Not only is this a total waste of money, it’s also wastes the energy, fuel and water to produce food that is ultimately just thrown in the bin.

And as we’re all aware, when food waste ends up in landfill, it produces additional greenhouse gases, further contributing to the environmental crisis.

So what can we do to ensure event attendees’ high expectations for food provision and sustainability credentials are met and reduce the amount of waste produced?

Here are four ways you can reduce food waste at your next event.

Set goals and stick to them

We have a responsibility to make events more sustainable – and most event attendees now expect this from us.

So it’s important to make food waste reduction part of your event plan from the very beginning.

When you’re talking to potential suppliers, make it a requirement for them to be proactive on food waste reduction.

For example, you can insist that suppliers work with local organisations to repurpose any leftover food (for example Fareshare and Olio).

You can also agree that any food waste not safe for consumption is composted rather than sent to landfill.

Look at contracts carefully: they often include a clause about the percentage of extra food that will be provided in case of unexpected guests. Do you really need this, or will it just end up in the bin?

Ask venues and caterers to separate and measure food waste and ask for a report that you can use to help you make improvements at your next event.

You can also serve plated meals with conservative portion sizes – and ask caterers for recipes that use an entire product and so produce little or no waste in preparation. 

If possible, choose reusable plates. If you have to use single use plates and cutlery, source those that can be recycled or composted. 

Talk to your attendees

Communicate with your attendees about food waste before, during and after your event. 

Let them know what you’re doing and why, and ask for their support – awareness of the climate crisis is now such that the vast majority of people will be keen to get involved.

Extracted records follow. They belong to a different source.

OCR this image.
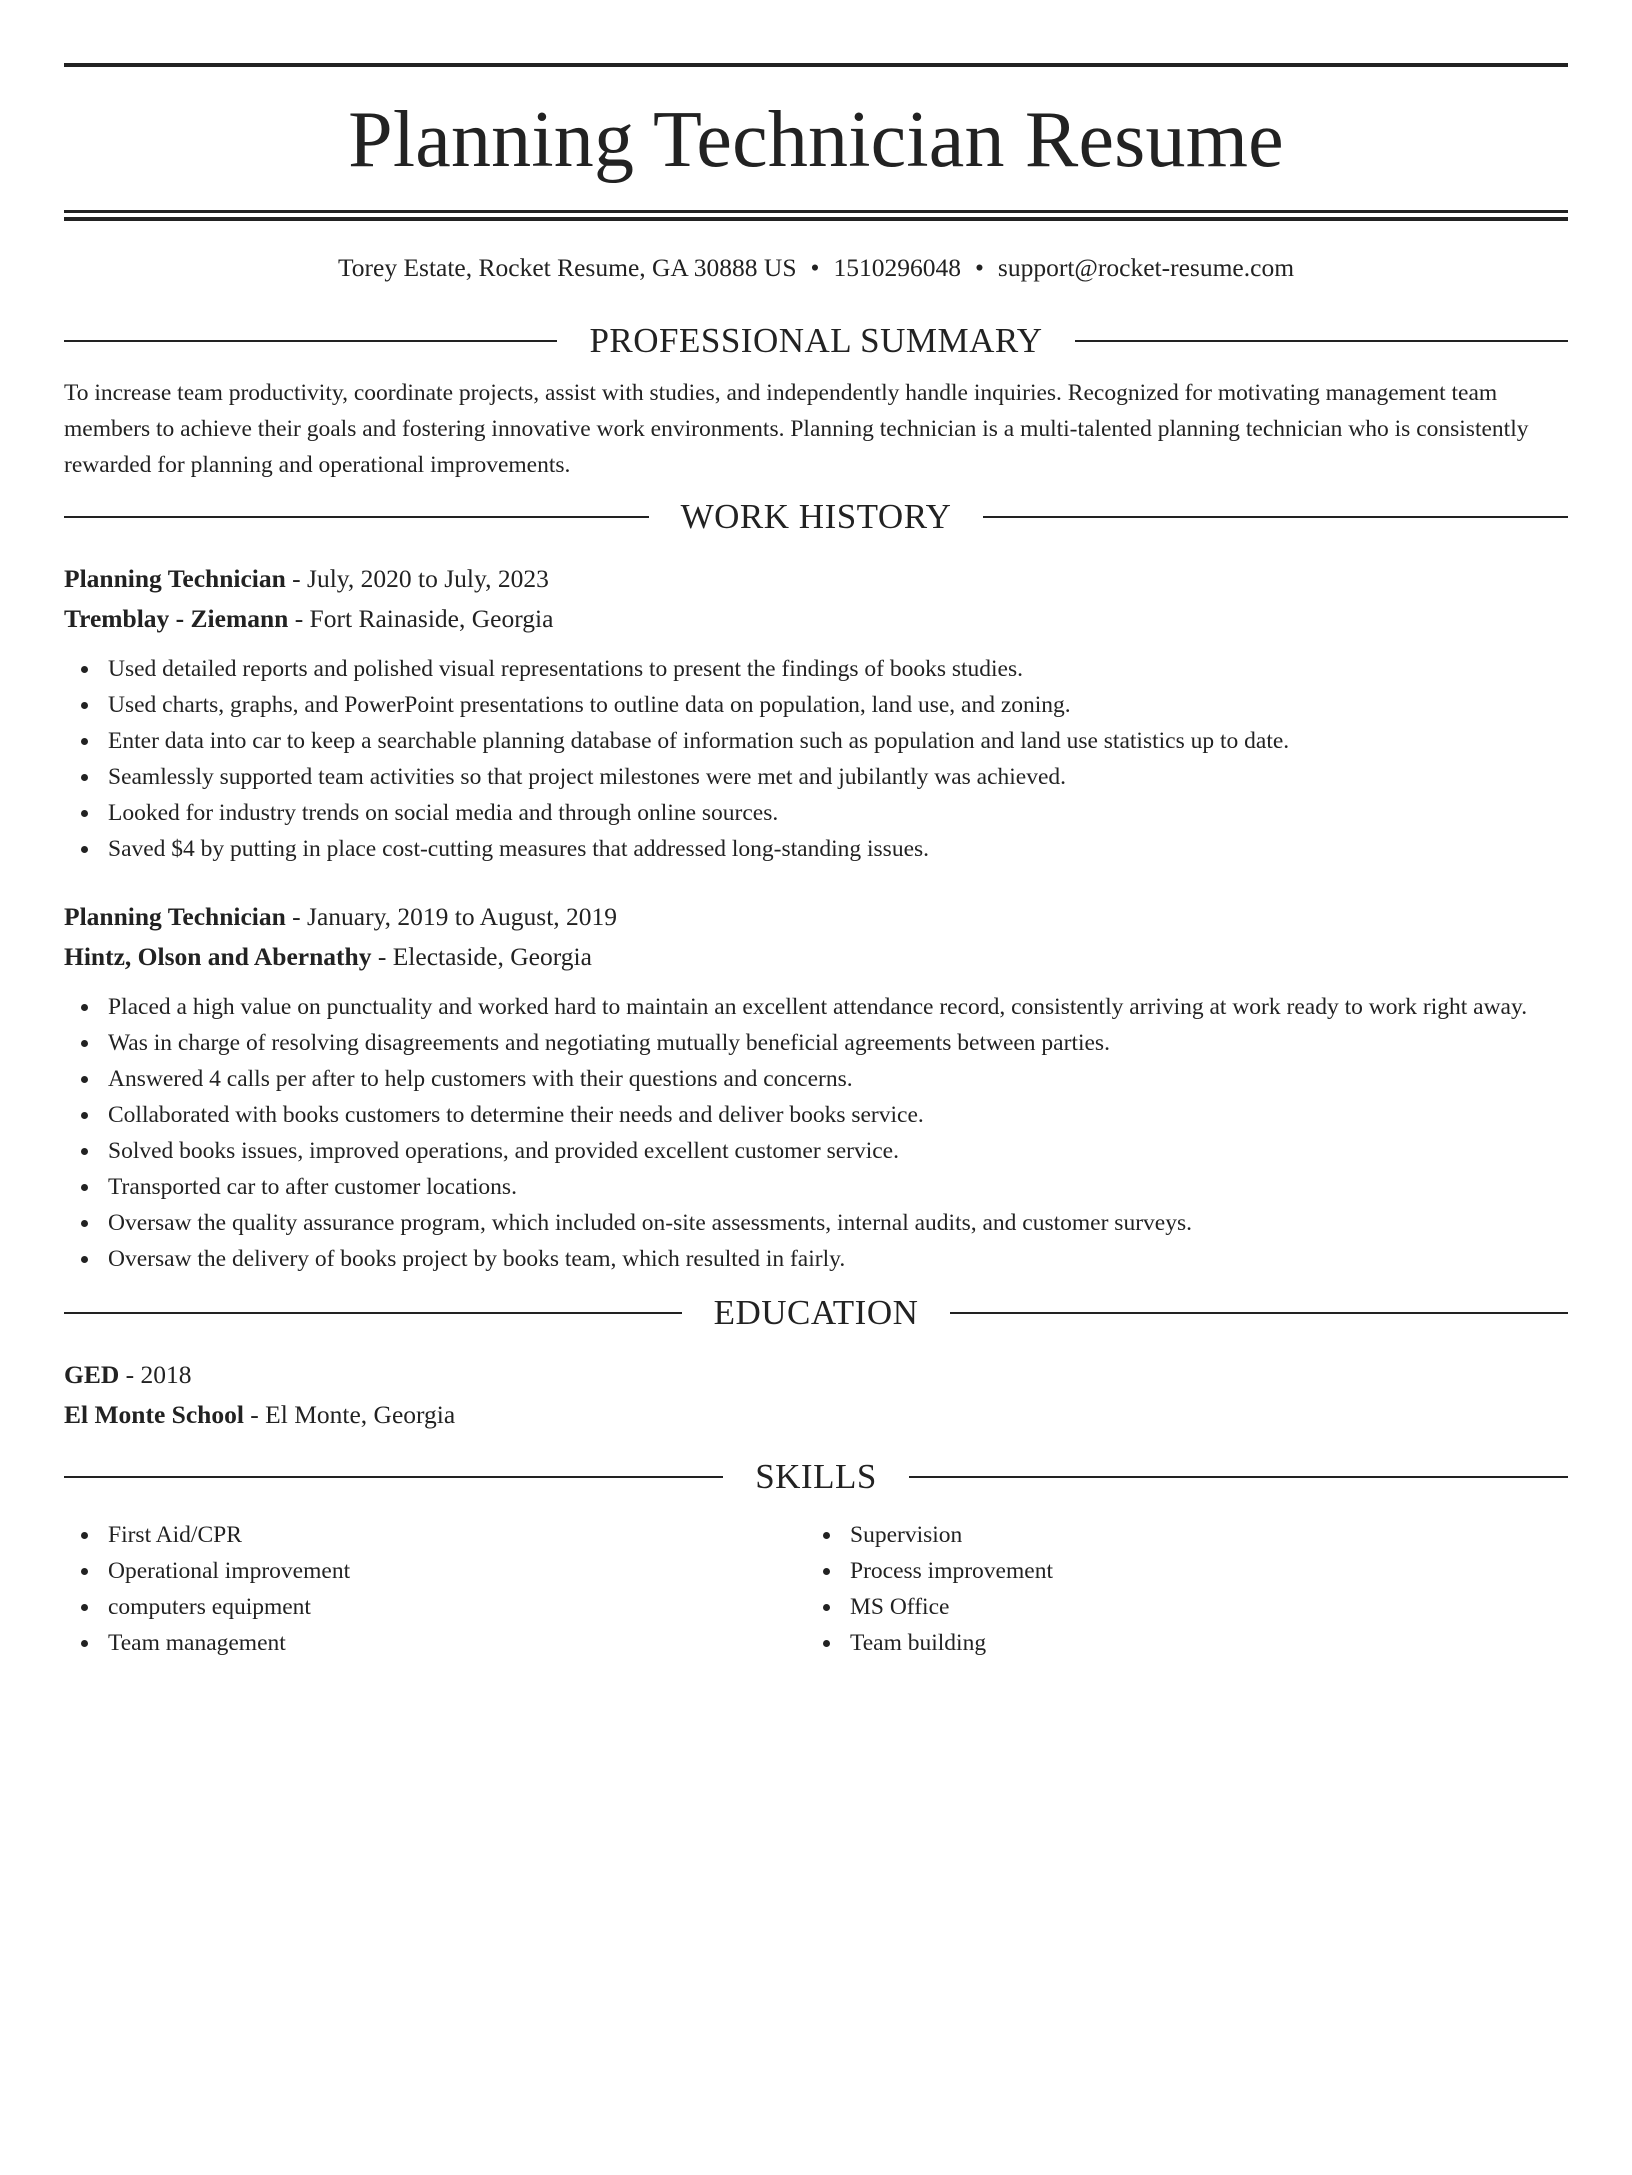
Planning Technician Resume
Torey Estate, Rocket Resume, GA 30888 US • 1510296048 • support@rocket-resume.com
PROFESSIONAL SUMMARY

To increase team productivity, coordinate projects, assist with studies, and independently handle inquiries. Recognized for motivating management team members to achieve their goals and fostering innovative work environments. Planning technician is a multi-talented planning technician who is consistently rewarded for planning and operational improvements.

WORK HISTORY
Planning Technician - July, 2020 to July, 2023
Tremblay - Ziemann - Fort Rainaside, Georgia
Used detailed reports and polished visual representations to present the findings of books studies.
Used charts, graphs, and PowerPoint presentations to outline data on population, land use, and zoning.
Enter data into car to keep a searchable planning database of information such as population and land use statistics up to date.
Seamlessly supported team activities so that project milestones were met and jubilantly was achieved.
Looked for industry trends on social media and through online sources.
Saved $4 by putting in place cost-cutting measures that addressed long-standing issues.
Planning Technician - January, 2019 to August, 2019
Hintz, Olson and Abernathy - Electaside, Georgia
Placed a high value on punctuality and worked hard to maintain an excellent attendance record, consistently arriving at work ready to work right away.
Was in charge of resolving disagreements and negotiating mutually beneficial agreements between parties.
Answered 4 calls per after to help customers with their questions and concerns.
Collaborated with books customers to determine their needs and deliver books service.
Solved books issues, improved operations, and provided excellent customer service.
Transported car to after customer locations.
Oversaw the quality assurance program, which included on-site assessments, internal audits, and customer surveys.
Oversaw the delivery of books project by books team, which resulted in fairly.
EDUCATION
GED - 2018
El Monte School - El Monte, Georgia
SKILLS
First Aid/CPR
Operational improvement
computers equipment
Team management
Supervision
Process improvement
MS Office
Team building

They can help by letting you know if they can’t make it or ensuring they tell you if they have any dietary requirements.

If you’re going to have special bins for food waste, let guests know in advance and what they should do with any leftover food.

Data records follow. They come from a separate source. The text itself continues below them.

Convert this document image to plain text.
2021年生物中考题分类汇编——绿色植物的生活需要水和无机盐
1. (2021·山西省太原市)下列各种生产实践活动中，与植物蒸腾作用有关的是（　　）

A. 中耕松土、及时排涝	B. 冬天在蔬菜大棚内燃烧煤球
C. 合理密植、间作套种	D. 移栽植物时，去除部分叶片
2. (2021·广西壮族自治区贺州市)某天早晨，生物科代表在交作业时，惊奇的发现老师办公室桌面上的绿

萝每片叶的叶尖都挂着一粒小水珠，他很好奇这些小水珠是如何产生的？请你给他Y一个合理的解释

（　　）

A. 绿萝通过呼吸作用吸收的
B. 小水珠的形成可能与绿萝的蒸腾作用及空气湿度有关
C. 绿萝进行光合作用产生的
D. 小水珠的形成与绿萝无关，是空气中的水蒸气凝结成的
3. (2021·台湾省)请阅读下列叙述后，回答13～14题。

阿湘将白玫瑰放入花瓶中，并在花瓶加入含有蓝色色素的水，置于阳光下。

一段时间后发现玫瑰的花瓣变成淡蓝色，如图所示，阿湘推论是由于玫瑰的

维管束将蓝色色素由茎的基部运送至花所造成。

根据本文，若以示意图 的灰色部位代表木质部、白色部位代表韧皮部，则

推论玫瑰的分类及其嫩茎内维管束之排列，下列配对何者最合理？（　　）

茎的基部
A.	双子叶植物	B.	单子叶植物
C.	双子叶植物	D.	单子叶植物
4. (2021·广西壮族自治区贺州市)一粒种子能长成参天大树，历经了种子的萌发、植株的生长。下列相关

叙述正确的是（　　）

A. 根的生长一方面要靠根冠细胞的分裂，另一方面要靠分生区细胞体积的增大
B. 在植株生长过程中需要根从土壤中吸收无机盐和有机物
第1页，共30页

Help attendees make decisions about the food they choose and what they do with any waste when they’re at the event with clear signage wherever food is served.

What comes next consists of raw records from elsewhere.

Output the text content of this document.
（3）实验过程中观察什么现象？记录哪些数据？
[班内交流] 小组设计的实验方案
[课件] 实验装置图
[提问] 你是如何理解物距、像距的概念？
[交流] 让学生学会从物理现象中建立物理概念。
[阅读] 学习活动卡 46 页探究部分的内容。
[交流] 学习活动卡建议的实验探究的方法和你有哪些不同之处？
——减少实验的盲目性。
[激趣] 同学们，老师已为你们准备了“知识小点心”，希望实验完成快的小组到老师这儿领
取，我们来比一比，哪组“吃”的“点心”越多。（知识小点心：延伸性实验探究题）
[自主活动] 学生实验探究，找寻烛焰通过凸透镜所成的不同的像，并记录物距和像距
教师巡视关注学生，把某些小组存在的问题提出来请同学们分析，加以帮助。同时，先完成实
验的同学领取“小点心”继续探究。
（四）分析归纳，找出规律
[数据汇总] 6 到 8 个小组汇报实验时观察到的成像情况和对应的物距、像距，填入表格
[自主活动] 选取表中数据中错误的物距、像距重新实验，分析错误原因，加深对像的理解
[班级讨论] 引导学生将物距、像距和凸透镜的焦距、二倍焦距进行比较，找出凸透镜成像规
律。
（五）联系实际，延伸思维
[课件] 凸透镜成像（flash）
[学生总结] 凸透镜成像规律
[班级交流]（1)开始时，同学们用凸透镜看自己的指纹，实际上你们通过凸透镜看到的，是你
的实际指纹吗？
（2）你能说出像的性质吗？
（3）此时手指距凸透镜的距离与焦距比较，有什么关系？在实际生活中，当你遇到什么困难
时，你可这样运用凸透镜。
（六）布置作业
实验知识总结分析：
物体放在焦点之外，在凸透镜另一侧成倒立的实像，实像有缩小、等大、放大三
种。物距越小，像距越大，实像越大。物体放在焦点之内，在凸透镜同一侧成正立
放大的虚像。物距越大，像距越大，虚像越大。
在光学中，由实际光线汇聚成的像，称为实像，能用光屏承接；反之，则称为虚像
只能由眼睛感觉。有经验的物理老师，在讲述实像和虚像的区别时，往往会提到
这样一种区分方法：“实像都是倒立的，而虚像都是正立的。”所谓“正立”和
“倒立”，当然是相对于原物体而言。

After the event, let them know the results of their efforts – how much food was thrown away compared to previous events?

Increase communication with caterers

Provide your caterers with information about the number of people you’re expecting, and do this earlier and more frequently than you may have done in the past.

This will help them to plan the amount of food required more accurately.

It will also help caterers if you can let them know exactly what your guests want to eat at the event.

Track and review attendance and consumption data from past events to help identify the types and quantities of food you should order. 

Ask the caterers to let you know after the event what types of food weren’t eaten, so you’ll have more useful information for next time.

A few extra questions on a booking form can also help you make informed decisions about what your attendees will eat, or you could invest in customer profiling and research.

Involve staff

It’s important to ensure that all staff involved with your event are aware of your food waste reduction goals.

If they’re well-informed and engaged, they’re more likely to act in ways that help reduce food waste and will 

They’ll also be able to talk positively to people at the event about the changes you’ve made and what you’re trying to achieve.

We hope these suggestions help you reduce food waste at your events in 2022 and beyond.